Rover / Scolte
Uscita di noviziato (Torreselle, 18-19 novembre 2006)
Tutte le più grandi avventure iniziano con un piccolo passo e così è stata anche la prima uscita svolta il 18 e 19 novembre dal noviziato del gruppo scout Vicenza 11.
La nostra avventura è iniziata un sabato pomeriggio nuvoloso che prometteva tutt'altro che bel tempo: ma nonostante ciò non è mancata la voglia di divertirsi, camminare e di stare insieme da parte di nessuno. Con lo zaino in spalla abbiamo preso il primo pullman per Castelgomberto.
Arrivati al punto di partenza, non dove avevamo preso la corriera, ma dove sarebbe iniziata la nostra camminata è stato inevitabile notare le caratteristiche principali dei componenti del gruppo (che però aveva già avuto modo di conoscere). Siamo in otto ragazzi più la nostra guida che chiamiamo Dago per non confondere il suo nome con quello di un ragazzo. Dago è scout da oltre 30 anni e a mio parere ha molte cose da insegnarci che noi non sappiamo. Tuttavia nel gruppo c'era Enrico piccolo e simpatico (anche se in realtà siamo tutti simpatici) fa atletica leggera e durante la camminata ha avuto un passo spedito ed un discreto orientamento con un'esuberante quantità di cibo nello zaino; Davide giocatore di basketball e studente del Quadri, divertente e chiacchierone; Fabrizio scout ormai da molto tempo, nipote di Dago ed ex giocatore di calcio, simpatico e allegro; Marco un simpatico studente del Quadri appassionato di fumetti e la sua ultima collezione parla delle avventure di Naruto; Lorenzo giocatore di pallanuoto, un tipo stravagante che alla prima uscita è riuscito a dimenticarsi i picchetti della tenda nonostante faccia scout da anni e sia stato pure capo squadriglia in reparto, è un tipo singolare che è spesso immerso nei suoi pensieri; Alberto batterista apprendista amante della musica metal (come quasi tutti quelli del gruppo) l'addetto al fuoco all'interno del gruppo, anche perché il suo passatempo è quello di fare esperimenti con i petardi; Edoardo assolutamente fuori dal mondo ma bravissimo nel disegnare fumetti, e nonché il ragazzo con cui mi sono organizzato per la cena e la colazione, ed infine ci cono io.Siamo partiti da Castelgomberto verso le tre e mezza con la pioggia e siamo arrivati a Torreselle che non era cambiato nulla se non la luminosità. Durante il cammino siamo stati forniti di una cartina e circa ogni quarto d'ora Dago faceva una verifica se eravamo in grado di orientarci. Il viaggio è stato faticoso per quelli come me che non sono abituati a camminare, una passeggiata per le persone che erano allenate (praticamente solo per Dago). Verso le quattro abbiamo acceso le pile perché in mezzo al bosco incominciava a fare buio, già in mezzo al bosco in modo da poter stare maggiormente a contatto con la natura. Per nostra fortuna non ci sono stati imprevisti e tutto è andato come previsto, fino ad ora...

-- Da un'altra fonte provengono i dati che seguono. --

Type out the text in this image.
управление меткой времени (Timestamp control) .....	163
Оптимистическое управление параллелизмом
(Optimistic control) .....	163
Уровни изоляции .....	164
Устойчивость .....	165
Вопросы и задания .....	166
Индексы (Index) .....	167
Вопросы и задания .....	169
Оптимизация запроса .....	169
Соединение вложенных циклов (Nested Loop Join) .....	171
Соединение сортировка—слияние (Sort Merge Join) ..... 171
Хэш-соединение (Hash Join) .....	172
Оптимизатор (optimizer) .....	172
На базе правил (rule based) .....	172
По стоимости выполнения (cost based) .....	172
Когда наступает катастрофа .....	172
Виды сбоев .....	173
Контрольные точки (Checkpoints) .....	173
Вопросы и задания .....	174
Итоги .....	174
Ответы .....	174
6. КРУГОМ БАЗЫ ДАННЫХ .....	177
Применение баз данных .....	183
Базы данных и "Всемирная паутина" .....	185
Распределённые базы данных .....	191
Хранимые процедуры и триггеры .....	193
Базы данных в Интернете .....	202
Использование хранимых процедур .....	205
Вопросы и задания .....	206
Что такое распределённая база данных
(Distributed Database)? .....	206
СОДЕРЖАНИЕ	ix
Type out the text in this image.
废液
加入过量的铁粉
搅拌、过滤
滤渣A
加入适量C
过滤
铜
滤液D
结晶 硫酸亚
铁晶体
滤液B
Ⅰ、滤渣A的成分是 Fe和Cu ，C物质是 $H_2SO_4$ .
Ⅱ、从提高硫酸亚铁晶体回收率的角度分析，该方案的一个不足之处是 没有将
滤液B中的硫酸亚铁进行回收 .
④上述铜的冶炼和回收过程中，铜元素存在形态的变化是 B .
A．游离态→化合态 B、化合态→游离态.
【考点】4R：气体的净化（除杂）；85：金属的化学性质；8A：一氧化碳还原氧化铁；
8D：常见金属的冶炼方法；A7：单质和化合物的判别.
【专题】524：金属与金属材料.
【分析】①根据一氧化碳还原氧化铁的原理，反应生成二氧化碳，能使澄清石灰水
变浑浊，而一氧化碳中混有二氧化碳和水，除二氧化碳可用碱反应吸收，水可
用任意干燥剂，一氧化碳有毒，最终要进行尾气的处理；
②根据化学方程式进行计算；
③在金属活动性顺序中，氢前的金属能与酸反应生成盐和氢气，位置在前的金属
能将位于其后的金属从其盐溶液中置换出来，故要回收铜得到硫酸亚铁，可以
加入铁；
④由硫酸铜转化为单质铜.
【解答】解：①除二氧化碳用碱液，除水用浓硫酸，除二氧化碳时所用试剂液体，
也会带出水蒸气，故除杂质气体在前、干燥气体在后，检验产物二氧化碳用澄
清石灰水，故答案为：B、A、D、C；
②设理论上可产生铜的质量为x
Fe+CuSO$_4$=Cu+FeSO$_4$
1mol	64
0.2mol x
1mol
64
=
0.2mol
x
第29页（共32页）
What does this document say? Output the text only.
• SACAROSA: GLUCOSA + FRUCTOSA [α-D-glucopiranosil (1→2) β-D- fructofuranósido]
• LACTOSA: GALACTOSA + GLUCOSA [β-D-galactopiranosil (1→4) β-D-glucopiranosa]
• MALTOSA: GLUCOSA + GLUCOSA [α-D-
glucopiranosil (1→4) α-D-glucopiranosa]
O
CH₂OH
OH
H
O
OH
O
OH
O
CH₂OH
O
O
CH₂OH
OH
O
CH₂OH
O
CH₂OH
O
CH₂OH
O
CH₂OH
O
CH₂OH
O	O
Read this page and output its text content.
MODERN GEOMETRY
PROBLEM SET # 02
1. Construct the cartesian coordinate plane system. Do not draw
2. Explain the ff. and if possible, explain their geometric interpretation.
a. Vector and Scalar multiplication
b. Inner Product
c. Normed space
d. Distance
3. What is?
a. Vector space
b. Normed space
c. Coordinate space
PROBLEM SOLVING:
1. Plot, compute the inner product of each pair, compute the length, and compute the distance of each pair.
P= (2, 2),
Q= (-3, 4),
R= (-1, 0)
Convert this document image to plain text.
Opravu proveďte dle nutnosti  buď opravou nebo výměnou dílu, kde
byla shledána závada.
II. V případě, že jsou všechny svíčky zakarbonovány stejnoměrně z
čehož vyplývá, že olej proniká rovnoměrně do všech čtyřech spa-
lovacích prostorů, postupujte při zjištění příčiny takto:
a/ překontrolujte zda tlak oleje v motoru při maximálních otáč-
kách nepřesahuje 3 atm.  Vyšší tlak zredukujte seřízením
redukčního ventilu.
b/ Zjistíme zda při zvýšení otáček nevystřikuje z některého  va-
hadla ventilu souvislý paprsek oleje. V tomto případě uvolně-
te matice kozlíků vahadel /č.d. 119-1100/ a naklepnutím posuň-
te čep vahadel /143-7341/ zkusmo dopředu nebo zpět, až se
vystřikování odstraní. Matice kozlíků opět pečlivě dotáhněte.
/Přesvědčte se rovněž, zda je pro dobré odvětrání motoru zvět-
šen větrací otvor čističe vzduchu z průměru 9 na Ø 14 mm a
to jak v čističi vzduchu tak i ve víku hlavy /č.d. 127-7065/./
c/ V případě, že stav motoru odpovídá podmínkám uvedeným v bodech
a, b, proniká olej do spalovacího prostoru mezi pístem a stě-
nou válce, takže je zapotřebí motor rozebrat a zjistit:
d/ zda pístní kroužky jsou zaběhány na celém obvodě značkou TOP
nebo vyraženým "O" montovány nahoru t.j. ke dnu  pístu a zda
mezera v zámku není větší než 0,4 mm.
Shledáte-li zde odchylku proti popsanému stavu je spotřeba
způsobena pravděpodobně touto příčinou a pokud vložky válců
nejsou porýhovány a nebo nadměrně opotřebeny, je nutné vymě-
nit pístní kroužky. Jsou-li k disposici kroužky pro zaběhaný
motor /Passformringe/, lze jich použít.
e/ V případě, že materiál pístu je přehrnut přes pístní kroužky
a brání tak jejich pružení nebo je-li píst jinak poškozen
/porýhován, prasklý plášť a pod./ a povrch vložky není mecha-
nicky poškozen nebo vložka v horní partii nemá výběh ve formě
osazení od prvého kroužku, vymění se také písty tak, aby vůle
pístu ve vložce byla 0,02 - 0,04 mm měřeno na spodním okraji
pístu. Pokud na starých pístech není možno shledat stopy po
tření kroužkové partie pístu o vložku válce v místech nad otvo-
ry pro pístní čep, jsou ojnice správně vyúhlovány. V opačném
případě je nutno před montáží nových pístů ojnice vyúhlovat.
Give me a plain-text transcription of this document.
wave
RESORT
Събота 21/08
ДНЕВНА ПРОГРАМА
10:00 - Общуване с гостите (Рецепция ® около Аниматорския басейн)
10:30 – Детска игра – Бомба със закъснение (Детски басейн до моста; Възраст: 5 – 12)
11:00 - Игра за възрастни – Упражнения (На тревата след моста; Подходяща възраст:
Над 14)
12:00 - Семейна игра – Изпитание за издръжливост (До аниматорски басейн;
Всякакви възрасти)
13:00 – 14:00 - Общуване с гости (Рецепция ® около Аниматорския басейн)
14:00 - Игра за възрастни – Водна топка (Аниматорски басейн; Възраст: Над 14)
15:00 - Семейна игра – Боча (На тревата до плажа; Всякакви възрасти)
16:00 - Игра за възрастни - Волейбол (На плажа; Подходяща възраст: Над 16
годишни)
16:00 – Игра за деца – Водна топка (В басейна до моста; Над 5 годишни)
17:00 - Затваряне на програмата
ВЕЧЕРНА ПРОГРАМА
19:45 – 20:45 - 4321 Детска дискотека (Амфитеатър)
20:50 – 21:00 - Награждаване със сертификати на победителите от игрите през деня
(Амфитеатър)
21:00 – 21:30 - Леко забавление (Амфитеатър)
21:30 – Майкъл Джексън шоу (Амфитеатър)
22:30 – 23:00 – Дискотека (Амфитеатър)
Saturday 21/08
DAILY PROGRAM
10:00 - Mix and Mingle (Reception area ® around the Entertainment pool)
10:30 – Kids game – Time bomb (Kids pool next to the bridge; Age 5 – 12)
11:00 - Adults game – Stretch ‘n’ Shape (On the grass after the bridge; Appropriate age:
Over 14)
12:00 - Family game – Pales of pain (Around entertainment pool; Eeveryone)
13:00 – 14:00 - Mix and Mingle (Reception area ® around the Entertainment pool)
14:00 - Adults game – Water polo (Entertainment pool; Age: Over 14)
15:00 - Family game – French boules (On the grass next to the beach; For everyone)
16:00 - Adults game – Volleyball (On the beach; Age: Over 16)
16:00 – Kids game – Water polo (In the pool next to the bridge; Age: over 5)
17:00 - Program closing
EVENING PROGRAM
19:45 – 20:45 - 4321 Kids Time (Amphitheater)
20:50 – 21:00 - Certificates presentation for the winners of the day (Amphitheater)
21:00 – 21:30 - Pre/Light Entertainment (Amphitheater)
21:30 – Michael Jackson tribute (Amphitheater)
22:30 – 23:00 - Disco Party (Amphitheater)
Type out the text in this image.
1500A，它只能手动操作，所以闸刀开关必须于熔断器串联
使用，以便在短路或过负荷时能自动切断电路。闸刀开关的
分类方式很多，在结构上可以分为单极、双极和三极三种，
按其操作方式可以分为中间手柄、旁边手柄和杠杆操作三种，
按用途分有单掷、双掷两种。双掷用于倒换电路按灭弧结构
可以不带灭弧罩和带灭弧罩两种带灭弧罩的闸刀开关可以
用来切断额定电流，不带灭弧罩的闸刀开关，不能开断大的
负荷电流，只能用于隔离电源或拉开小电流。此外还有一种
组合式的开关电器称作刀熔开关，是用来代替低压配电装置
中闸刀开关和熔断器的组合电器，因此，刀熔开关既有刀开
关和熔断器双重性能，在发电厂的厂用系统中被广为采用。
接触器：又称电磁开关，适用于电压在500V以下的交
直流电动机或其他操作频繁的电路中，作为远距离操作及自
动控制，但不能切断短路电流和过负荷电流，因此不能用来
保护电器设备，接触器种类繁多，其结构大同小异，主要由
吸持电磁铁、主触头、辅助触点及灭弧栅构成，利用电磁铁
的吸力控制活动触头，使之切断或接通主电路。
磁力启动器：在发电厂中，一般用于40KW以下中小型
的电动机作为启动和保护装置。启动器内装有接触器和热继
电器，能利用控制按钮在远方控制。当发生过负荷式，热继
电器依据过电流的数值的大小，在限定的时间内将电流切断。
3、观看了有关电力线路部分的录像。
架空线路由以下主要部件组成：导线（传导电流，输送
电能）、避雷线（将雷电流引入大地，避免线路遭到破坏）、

Non appena siamo arrivati al campo da calcio dove avremmo dormito la notte abbiamo acceso il fuoco in un camino, ci siamo cambiati e abbiamo montato le tende sentendo nel frattempo qualche scoppiettio dei petardi di Alberto. La cena è andata benissimo e tutti abbiamo mangiato e ci siamo abbuffati a più non posso. Dopodiché abbiamo chiacchierato un po', e non solo di stupidaggini e di porcherie come si può essere indotti a pensare, ma sono stati fatti anche discorsi seri.
Aveva già smesso di piovere da un bel po' di tempo e la serata si è conclusa con un canto.
La domenica mattina ci siamo svegliati tutti molto presto e subito dopo la colazione abbiamo montato le tende e raccolto le nostre cose cercando di lasciare pulito come avevamo trovato.
Siamo andati a Messa che è stata fatta da un prete simpaticissimo e alla fine ci siamo incamminati verso Castelnuovo. Dopodiché ci siamo incamminati per andare in un posto dove abbiamo mangiato alla trapper. Giunti a destinazione ci siamo riposati, abbiamo fatto uno spiedino gigante con dei bastoni appuntiti. Dopo che è stato acceso il fuoco ci siamo cucinati la carne. Però c'è stato qualcuno che si è dimenticato di portare la carne e quindi è andato elemosinando agli altri che sono stati in parte generosi. Dopo questa piccola svista abbiamo fatto un gioco di Fabrizio particolarmente contorto e poi abbiamo ripreso il viaggio verso la strada di ritorno.